Post by SteveS1980 (imported) »

In other posts I have been pondering the possibility of oriechtomy to resolve some testes medical issues (non-cancerous). during my research I discovered "C. diff".

The information about C. diff makes me never want to go into a hospital even to visit someone, let alone for any treatment.

Alcohol sanitizers don't kill it.

Bleach, used liberally, will kill it.

Washing your hands VERY thoroughly with hot water and soap will kill most of it but may not kill all of it. A bleach/soap mixture is best.

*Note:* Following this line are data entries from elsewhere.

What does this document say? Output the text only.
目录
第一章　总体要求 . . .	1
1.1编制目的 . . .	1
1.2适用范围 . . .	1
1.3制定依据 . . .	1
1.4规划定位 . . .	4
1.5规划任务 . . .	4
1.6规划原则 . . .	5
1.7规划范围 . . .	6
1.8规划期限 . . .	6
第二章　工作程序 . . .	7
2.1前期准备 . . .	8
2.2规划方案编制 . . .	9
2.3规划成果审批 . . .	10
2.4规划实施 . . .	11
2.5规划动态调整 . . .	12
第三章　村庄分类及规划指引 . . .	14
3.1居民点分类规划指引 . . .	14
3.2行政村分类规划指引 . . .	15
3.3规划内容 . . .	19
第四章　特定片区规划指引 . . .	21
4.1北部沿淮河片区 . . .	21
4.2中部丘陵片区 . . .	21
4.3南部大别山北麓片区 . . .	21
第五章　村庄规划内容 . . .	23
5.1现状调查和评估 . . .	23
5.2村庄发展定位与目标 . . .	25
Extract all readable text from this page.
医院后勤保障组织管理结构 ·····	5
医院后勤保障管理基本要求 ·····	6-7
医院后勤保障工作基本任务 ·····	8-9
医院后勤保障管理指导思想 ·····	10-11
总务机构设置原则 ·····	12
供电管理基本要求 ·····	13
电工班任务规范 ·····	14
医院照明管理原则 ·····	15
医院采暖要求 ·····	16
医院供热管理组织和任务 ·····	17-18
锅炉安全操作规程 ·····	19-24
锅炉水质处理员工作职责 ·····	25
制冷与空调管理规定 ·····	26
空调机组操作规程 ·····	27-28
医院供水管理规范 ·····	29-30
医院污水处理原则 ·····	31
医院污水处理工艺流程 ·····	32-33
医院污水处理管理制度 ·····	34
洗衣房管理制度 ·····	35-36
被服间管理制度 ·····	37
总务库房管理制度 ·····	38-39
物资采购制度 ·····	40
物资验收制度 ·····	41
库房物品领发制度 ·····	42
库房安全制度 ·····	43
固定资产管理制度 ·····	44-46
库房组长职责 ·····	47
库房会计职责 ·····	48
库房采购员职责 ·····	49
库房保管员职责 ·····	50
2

It contaminates anything and everything: bed rails, bed tables, uniforms, privacy curtains, faucets, call buttons. Never take a touchy feelie child into a hospital - they are germ dungeons.

And if you are taking antibiotics, as I do frequently for epididymitis, should C. diff get on anything ingested it will lead to severe diarrhea, dehydration, inflammation of the colon, and even death.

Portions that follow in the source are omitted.